3 The Standard for Habeas Relief under 28 U.S.C. § 2254 This case is governed by the federal habeas statute applicable to state prisoners, 28 U.S.C. § 2254, as amended by the Antiterrorism and Effective Death Penalty Act of 1996, Pub.L.No. 104-132, 110 Stat. 1214, enacted on April 24, 1996 (“AEDPA”), “which imposes significant procedural and substantive limitations on the scope” of the Court’s review.2 2F Wilkerson v.

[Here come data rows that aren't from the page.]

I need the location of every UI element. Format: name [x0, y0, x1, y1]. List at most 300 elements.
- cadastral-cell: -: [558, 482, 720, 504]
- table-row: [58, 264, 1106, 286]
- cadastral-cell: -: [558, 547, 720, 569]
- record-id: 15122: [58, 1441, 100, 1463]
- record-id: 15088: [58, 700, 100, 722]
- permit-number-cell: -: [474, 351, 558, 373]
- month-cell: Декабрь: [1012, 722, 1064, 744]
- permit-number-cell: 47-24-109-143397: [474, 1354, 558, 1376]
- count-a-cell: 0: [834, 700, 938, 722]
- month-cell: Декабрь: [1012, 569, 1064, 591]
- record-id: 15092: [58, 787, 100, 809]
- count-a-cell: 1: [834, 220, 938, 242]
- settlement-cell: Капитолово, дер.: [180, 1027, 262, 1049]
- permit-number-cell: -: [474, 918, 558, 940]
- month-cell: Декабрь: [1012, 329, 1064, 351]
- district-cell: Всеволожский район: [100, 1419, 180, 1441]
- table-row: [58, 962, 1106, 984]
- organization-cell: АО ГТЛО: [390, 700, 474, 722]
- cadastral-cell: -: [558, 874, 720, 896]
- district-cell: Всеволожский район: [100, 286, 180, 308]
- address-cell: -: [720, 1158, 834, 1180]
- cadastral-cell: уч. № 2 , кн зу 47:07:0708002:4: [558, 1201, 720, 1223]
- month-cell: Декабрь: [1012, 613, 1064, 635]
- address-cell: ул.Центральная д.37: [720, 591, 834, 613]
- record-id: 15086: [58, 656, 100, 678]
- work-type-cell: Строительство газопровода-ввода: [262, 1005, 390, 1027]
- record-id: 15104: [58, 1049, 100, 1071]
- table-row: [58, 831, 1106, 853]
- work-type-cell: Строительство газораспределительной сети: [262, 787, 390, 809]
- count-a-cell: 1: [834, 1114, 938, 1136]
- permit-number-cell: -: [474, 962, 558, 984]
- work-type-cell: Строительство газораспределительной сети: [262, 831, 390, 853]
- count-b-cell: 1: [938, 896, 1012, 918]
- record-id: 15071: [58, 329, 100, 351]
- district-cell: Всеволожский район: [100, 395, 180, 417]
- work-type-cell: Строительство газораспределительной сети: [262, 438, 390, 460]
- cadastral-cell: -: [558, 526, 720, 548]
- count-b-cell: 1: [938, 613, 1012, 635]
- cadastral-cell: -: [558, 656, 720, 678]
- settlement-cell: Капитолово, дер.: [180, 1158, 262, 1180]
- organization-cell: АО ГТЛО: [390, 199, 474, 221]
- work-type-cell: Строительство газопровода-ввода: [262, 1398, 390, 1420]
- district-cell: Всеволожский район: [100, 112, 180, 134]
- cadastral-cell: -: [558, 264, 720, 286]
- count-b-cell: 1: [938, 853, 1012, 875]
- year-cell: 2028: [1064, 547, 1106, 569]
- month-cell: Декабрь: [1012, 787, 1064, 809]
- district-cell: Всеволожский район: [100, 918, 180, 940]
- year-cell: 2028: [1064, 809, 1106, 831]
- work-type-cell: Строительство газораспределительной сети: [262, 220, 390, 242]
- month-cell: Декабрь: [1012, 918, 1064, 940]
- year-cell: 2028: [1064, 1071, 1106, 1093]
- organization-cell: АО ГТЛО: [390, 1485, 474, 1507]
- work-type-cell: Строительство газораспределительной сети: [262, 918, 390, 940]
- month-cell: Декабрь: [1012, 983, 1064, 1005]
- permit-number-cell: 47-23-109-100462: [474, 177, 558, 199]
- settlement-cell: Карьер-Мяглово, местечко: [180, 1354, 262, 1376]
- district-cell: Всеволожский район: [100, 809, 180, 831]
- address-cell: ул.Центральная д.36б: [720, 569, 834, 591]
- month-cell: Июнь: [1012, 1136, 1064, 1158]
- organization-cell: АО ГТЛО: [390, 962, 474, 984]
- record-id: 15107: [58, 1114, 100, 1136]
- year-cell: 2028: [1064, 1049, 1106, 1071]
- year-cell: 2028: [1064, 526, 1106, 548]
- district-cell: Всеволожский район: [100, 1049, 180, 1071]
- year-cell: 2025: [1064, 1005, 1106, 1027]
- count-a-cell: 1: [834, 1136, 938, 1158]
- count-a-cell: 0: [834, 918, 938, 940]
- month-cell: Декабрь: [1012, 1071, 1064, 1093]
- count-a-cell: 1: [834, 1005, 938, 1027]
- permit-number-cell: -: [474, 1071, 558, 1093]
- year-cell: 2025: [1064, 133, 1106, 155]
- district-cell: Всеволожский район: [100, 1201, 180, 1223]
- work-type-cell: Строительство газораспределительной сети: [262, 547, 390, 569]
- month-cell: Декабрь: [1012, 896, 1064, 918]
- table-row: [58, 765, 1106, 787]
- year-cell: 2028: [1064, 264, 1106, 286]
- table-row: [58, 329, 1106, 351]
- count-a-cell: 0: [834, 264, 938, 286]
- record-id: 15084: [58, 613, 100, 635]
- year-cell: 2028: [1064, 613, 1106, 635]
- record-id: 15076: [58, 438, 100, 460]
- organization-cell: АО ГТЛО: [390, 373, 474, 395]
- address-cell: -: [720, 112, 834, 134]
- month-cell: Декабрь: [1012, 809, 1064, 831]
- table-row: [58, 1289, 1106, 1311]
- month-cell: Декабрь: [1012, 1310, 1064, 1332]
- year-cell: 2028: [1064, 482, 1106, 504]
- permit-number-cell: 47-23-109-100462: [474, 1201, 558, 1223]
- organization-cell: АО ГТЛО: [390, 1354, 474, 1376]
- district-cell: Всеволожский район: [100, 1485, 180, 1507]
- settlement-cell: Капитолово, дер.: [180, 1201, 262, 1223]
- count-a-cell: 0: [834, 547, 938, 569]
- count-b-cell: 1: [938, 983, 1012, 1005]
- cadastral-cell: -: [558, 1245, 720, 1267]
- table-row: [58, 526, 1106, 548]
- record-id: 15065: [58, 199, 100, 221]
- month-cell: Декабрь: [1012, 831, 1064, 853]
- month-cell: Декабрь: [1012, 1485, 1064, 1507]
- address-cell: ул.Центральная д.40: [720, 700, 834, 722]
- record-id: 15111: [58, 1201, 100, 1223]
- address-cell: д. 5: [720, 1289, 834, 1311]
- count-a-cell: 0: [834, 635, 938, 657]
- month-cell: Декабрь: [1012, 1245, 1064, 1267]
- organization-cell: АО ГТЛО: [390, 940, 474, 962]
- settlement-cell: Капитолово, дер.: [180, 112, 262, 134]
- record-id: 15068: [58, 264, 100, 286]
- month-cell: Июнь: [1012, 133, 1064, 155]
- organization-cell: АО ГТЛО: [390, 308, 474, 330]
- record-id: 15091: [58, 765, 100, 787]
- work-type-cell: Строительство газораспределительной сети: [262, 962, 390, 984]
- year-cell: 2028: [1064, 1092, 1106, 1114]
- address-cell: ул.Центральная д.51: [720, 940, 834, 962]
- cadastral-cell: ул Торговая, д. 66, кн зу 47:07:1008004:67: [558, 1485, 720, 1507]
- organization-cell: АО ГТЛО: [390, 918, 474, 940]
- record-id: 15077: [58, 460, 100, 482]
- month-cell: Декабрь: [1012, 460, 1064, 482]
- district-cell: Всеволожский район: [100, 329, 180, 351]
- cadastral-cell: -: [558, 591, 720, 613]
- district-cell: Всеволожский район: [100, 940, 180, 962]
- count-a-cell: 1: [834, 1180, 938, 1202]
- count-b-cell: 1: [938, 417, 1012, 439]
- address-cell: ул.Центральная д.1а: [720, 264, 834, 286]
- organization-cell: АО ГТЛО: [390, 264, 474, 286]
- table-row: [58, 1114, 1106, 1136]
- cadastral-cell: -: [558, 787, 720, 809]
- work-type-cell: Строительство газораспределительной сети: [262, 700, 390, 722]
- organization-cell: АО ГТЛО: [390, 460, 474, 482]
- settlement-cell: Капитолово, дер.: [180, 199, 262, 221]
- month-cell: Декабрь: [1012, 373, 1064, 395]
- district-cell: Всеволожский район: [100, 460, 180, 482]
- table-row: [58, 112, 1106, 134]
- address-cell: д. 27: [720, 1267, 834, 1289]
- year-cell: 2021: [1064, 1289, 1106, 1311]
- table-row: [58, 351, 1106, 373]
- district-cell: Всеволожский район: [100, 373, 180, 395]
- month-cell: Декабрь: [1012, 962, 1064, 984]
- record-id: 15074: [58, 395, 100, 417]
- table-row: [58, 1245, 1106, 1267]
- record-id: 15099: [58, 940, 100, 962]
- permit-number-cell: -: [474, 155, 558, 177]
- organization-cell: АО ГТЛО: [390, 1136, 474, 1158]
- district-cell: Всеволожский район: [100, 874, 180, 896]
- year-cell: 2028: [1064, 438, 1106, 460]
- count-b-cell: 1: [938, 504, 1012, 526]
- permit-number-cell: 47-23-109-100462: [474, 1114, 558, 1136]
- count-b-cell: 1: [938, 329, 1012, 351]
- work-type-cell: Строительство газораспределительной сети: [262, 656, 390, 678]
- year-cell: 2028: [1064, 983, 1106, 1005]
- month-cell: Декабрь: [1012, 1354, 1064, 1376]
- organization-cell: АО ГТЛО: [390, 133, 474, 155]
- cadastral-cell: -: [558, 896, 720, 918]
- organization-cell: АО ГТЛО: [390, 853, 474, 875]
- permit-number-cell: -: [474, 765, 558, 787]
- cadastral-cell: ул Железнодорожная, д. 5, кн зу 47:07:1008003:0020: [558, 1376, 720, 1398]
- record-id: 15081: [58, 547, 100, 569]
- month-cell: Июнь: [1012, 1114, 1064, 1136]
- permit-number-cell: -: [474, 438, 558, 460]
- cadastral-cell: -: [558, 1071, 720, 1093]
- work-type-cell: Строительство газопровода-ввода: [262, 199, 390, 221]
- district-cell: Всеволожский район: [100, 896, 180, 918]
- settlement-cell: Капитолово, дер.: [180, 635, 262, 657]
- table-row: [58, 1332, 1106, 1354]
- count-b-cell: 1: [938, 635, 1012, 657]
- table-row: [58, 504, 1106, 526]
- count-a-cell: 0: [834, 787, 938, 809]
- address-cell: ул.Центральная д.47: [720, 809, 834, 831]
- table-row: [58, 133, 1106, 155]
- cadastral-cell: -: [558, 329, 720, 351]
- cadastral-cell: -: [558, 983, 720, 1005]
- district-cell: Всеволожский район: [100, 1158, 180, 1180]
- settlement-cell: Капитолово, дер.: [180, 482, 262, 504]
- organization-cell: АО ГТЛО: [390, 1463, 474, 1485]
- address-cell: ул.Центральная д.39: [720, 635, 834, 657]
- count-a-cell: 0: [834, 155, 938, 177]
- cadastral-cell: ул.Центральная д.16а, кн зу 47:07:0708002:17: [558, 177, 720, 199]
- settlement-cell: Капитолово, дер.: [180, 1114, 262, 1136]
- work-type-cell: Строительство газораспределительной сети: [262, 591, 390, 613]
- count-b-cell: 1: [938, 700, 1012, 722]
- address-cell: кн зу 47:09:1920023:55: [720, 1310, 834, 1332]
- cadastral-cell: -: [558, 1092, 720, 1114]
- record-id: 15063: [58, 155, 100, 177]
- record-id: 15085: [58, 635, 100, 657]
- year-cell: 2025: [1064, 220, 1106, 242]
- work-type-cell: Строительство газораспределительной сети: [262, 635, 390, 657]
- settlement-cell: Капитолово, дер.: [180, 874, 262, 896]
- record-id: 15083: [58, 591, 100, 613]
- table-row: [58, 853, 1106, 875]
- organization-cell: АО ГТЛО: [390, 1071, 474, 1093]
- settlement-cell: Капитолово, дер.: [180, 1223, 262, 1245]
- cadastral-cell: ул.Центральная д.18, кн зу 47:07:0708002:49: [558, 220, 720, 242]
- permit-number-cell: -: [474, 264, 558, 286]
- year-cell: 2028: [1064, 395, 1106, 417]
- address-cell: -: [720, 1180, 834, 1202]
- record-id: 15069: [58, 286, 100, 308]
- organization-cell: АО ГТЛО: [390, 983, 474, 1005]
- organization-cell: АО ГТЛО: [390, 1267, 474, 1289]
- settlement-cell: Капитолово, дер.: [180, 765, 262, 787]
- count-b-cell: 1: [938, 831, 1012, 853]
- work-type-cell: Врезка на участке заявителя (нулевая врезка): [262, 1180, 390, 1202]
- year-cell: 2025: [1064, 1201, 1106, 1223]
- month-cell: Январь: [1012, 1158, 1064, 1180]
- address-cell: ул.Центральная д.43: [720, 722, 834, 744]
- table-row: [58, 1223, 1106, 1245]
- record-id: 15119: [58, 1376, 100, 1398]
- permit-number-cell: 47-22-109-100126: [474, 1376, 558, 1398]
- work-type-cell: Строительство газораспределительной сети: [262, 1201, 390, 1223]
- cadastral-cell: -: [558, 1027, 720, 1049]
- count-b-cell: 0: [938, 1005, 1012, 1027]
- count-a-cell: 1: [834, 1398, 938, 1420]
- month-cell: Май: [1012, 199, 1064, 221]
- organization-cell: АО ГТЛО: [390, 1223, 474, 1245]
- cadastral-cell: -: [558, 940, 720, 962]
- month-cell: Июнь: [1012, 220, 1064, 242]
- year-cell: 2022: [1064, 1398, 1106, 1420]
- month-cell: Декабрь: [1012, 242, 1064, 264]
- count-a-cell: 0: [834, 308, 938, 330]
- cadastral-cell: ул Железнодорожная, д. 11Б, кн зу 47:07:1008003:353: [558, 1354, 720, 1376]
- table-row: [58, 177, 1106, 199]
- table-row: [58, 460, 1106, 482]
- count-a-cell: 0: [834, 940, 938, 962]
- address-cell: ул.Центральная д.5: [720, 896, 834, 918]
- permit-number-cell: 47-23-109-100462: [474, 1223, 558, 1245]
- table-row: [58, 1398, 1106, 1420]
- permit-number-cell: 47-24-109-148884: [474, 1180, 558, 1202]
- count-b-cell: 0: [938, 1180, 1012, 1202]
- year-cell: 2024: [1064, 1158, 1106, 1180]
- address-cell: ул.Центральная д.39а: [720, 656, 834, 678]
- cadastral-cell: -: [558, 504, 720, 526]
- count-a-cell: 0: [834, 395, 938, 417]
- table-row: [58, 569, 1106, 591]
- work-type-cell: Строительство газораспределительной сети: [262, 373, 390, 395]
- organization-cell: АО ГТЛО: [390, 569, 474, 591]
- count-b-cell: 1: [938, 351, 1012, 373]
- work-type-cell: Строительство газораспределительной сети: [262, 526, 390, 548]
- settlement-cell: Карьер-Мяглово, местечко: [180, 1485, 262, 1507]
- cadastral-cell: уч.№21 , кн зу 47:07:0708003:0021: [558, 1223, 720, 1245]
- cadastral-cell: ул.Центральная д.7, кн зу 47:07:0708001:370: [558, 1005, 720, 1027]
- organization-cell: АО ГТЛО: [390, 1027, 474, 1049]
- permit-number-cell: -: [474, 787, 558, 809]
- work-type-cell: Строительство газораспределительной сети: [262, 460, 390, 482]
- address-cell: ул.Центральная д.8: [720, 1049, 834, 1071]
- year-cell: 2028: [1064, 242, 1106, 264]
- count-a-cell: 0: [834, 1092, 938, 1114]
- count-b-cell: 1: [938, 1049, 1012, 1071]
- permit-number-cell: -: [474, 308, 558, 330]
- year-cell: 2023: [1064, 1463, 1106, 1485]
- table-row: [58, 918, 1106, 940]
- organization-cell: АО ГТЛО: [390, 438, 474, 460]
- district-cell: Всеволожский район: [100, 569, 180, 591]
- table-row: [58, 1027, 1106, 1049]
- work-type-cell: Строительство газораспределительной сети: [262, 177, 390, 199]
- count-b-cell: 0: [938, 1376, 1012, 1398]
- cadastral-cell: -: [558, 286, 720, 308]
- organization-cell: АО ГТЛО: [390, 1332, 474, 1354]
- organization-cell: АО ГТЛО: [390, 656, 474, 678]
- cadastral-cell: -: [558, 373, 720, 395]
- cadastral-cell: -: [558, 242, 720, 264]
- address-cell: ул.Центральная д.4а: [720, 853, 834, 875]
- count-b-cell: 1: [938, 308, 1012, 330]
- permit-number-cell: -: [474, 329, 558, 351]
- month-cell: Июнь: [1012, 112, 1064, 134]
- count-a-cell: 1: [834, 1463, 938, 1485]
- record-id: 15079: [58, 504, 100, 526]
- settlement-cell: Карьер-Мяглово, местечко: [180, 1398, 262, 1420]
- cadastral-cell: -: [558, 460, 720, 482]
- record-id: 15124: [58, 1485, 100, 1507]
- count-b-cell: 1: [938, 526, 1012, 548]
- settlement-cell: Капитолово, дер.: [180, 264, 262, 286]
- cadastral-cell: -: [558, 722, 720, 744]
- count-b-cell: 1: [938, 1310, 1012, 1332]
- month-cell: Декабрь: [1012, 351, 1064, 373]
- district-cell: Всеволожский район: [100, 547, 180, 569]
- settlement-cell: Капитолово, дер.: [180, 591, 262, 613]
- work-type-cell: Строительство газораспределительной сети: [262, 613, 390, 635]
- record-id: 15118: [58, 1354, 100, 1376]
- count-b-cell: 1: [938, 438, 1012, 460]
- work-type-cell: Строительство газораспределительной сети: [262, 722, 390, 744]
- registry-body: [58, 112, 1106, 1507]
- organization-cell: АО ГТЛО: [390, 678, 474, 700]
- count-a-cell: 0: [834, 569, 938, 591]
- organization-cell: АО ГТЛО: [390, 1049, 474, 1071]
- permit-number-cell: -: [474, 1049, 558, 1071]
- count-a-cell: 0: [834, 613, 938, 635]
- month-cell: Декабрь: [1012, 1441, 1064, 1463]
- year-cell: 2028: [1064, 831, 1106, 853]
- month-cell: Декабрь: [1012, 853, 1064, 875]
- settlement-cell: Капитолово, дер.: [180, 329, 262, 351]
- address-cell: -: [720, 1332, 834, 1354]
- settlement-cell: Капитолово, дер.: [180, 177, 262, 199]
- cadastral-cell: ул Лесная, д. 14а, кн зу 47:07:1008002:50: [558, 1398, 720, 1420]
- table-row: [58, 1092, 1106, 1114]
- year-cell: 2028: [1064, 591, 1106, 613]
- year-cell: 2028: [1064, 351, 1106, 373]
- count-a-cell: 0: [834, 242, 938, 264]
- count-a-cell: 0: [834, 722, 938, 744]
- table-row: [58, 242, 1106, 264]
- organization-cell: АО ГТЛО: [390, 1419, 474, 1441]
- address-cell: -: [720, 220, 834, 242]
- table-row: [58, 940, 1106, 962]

Superintendent Fayette SCI, 871 F.3d 221, 227 (3d Cir. 2017), cert. denied, No. 17- 7437, -- U.S.---, 138 S. Ct. 1170 (Feb. 26, 2018). As a result, this Court may not grant a writ of habeas corpus on a claim that was adjudicated on the merits in state court proceedings unless the state courts' adjudication “resulted in a decision that was contrary to, or involved an unreasonable application of, clearly established Federal law, as determined by the Supreme Court of the United States” or “resulted in a decision that was based on an unreasonable determination of the facts in light of the evidence presented in the State court proceedings.” 28 U.S.C. § 2254(d)(1) and (2). And under the AEDPA standard, the “[s]tate court[s'] relevant factual determinations are presumed to be correct unless the petitioner rebuts [that] presumption

by clear and convincing evidence.” Han Tak Lee v. Glunt, 667 F.3d 397, 403 (3d Cir. 2012) (citing 28 U.S.C. § 2254(e)(1)). AEDPA imposes a “highly deferential” standard for evaluating state-court rulings and demands that state-court decisions be given the benefit of the doubt. Blystone v. Horn, 664 F.3d 397, 417 (3d Cir. 2011).

2 The first consideration in reviewing a federal habeas petition is whether the petition was timely filed under AEDPA’s one-year limitations period. 28 U.S.C. § 2244(d). Respondents do not dispute that Tigney’s petition was timely filed.